Дальше они двинулись уже ползком, старательно отгибая ладонями в стороны кустики брусники, усыпанные ещё незрелыми, бело-розовыми ягодами. Вскоре лесной склон оборвался вниз крутым семиметровым обрывом. На круглой поляне, возле тёмной полосы хвойного леса, был выстроен кривобокий шалаш-балаган, крытый пышными еловыми лапами. Рядом с шалашом лениво пощипывали редкую пожухлую травку четыре разномастные коняшки. Чуть в стороне, вокруг чёрного кострища (горящего костра не наблюдалось), на толстых берёзовых чурках расположились девять хмурых типов, одетых – кто во что горазд. Одни мужики сосредоточенно хлебали деревянными ложками из мятого медного казана какое-то варево, другие о чём-то неторопливо болтали между собой, изредка заинтересованно оглядываясь в ту сторону, где проходила просёлочная дорога. Между людьми и лошадьми лениво сновали-перемещались несколько здоровенных бусых псов. От кромки обрыва до разбойничьего бивуака было примерно метров шестьдесят.

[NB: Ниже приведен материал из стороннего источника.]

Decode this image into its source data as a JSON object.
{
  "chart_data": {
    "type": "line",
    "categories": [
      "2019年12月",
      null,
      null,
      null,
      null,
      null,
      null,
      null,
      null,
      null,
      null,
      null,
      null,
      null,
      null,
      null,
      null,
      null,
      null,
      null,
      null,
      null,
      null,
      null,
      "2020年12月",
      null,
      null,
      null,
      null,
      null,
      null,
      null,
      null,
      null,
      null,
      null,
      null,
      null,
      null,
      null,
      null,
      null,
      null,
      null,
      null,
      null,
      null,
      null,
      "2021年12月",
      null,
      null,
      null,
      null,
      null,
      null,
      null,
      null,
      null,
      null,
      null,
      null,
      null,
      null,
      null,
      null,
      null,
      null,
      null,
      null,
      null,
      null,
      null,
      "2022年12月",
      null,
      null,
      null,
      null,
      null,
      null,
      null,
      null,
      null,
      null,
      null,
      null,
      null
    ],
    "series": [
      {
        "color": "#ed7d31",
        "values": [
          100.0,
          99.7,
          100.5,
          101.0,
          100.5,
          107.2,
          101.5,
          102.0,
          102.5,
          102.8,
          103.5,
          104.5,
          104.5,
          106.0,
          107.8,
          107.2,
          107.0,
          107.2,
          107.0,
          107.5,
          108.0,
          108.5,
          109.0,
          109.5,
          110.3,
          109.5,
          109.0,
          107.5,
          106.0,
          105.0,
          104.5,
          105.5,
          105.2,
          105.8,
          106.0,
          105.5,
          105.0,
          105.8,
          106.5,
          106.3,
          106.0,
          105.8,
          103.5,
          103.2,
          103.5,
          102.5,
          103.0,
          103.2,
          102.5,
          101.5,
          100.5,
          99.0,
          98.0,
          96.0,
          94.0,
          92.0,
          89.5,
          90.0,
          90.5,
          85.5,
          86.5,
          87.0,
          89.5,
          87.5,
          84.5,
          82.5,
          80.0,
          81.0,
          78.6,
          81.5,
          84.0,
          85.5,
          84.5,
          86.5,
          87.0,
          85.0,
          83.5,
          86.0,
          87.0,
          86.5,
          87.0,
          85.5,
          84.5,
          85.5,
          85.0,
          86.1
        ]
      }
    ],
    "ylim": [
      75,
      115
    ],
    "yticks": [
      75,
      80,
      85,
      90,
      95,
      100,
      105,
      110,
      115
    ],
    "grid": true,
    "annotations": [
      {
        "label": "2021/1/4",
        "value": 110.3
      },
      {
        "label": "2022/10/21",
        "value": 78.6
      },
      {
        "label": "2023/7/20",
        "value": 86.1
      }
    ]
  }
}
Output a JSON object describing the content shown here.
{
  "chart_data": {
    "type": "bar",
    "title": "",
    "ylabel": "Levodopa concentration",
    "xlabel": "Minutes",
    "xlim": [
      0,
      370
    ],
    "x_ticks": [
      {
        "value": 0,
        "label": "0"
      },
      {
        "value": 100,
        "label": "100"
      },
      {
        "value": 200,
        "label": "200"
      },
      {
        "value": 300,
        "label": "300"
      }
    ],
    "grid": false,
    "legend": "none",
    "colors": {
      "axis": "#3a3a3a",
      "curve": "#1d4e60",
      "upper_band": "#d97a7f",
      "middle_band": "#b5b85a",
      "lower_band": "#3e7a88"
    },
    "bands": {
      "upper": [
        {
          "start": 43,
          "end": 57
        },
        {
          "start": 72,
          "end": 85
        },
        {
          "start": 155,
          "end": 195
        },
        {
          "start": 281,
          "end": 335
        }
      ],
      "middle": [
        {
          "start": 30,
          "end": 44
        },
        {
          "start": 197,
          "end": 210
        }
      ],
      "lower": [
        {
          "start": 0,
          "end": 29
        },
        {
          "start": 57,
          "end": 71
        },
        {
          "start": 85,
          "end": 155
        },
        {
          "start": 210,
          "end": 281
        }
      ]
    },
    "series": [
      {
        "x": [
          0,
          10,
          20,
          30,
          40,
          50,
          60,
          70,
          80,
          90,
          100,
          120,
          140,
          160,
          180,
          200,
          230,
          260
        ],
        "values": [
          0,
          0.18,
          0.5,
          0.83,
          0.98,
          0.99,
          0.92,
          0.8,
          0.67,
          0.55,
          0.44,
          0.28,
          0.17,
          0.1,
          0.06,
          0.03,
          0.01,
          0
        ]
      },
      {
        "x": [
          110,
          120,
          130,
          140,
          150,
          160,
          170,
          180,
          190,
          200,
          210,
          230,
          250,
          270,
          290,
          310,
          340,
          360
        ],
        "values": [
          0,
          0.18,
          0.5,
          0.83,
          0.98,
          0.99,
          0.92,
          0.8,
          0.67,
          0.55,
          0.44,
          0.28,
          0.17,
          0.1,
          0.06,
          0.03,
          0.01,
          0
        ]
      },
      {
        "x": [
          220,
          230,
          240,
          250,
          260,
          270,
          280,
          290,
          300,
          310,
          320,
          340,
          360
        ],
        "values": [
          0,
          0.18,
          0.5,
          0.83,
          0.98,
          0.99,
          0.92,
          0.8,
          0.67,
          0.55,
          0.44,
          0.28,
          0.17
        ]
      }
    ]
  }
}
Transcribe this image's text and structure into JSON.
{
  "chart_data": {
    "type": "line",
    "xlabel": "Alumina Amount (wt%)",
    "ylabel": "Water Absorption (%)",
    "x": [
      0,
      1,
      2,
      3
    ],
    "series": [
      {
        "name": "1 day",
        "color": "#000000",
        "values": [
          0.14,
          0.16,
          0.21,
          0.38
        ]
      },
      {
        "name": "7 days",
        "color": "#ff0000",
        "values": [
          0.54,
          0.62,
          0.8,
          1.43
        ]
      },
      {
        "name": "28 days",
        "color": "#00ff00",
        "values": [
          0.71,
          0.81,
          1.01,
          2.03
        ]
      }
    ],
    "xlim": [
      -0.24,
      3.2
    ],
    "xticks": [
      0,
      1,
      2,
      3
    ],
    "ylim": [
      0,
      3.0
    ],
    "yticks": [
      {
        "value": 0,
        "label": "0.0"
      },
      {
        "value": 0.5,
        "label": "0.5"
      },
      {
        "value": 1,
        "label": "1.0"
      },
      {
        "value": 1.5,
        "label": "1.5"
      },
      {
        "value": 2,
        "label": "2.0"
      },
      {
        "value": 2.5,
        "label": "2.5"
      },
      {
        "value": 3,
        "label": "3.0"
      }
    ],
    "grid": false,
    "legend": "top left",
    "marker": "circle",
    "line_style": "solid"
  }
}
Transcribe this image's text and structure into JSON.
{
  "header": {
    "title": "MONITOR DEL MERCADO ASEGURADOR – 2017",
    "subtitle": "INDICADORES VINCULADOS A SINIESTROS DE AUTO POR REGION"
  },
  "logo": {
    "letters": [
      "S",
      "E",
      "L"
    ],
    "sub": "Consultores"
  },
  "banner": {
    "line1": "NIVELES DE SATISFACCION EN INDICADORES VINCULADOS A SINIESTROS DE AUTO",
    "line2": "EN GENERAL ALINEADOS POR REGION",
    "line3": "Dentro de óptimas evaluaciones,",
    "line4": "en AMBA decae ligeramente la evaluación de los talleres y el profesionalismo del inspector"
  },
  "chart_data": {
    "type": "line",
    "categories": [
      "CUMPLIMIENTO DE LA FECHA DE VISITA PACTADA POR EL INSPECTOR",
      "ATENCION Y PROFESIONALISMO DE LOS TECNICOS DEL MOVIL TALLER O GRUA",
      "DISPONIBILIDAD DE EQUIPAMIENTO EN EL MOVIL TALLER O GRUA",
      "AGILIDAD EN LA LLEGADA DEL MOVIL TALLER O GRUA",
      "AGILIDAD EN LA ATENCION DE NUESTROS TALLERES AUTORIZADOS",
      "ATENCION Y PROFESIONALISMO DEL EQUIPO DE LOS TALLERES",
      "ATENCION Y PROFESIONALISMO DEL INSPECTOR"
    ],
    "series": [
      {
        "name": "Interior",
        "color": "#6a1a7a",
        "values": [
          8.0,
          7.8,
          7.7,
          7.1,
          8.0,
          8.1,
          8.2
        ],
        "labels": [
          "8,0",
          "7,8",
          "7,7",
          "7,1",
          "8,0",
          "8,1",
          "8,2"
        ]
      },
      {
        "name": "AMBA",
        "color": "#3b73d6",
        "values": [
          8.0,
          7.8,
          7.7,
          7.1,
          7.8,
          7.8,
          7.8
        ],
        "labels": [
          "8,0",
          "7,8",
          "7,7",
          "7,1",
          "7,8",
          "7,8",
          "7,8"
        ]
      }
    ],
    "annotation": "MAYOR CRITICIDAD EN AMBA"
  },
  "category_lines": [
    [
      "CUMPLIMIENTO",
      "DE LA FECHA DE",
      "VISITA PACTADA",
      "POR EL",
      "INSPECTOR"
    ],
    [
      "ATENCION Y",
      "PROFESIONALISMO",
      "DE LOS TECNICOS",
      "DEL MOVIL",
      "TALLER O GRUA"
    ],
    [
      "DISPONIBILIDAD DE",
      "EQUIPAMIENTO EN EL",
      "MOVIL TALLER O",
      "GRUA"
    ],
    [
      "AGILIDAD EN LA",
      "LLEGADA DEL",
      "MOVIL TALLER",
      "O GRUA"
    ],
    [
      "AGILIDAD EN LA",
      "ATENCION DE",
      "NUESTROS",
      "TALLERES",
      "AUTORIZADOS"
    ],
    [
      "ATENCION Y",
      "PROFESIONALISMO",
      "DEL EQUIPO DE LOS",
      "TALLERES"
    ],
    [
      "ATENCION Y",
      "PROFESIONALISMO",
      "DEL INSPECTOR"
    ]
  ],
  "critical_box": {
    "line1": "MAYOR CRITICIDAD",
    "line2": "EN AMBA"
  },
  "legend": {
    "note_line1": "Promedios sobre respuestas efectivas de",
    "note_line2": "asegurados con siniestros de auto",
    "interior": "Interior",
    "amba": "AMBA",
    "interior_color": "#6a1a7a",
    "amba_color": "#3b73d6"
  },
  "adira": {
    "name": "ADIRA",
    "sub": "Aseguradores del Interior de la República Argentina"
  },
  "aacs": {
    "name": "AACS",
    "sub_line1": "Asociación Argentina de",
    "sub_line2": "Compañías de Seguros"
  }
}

«Морды страхолюдные – до полной невозможности!», – брезгливо зашелестел внутренний голос. – «Морщинистые какие-то. У одного татя кривой багровый шрам змеится-сползает от виска – через остатки носа – до подбородка. У другого вместо левого глаза наличествует круглое серое бельмо – размером – как десять пятирублёвых монет, вместе взятых…. Одежда и обувь, действительно, отличаются пёстрым разнообразием. Богатые кафтаны и драные зипуны. Холщовые, покрытые неаккуратными заплатами мужицкие порты и суконные «приличные» штаны. Замечательные кожаные сапоги для верховой езды и самые обыкновенные лапти. Войлочные островерхие колпаки, непонятные фуражки и один гусарский кивер…. Так, а что у нас, вернее, у них с вооружением? Пищаль[115] прошлого (восемнадцатого) века, берданка-самопал[116], турецкий кривой ятаган, офицерская шпага, бердыш[117], татарский лук.… Впрочем, с «берданкой» я, кажется, немного погорячился. В 1812-ом году этот вид оружия, очевидно, называется как-то по-другому. Ведь, американец Хайрем Бердан ещё не изобрёл своей знаменитой винтовки, от которой потом и пойдёт название «берданка», применяемое по отношению ко всем дробовым ружьям…. Извини, братец, больше не буду отвлекаться на разные заумные глупости! Итак, что мы имеем в сухом остатке? Тати не жгут костра. Следовательно, что? Наверное, они чего-то ждут. Очевидно, разбойники держат возле дороги парочку разведчиков, которые должны – условным сигналом – предупредить о появлении потенциально-достойной добычи. Что ещё? Наличие лошадей и собак…. Как это обстоятельство может нам пригодиться?».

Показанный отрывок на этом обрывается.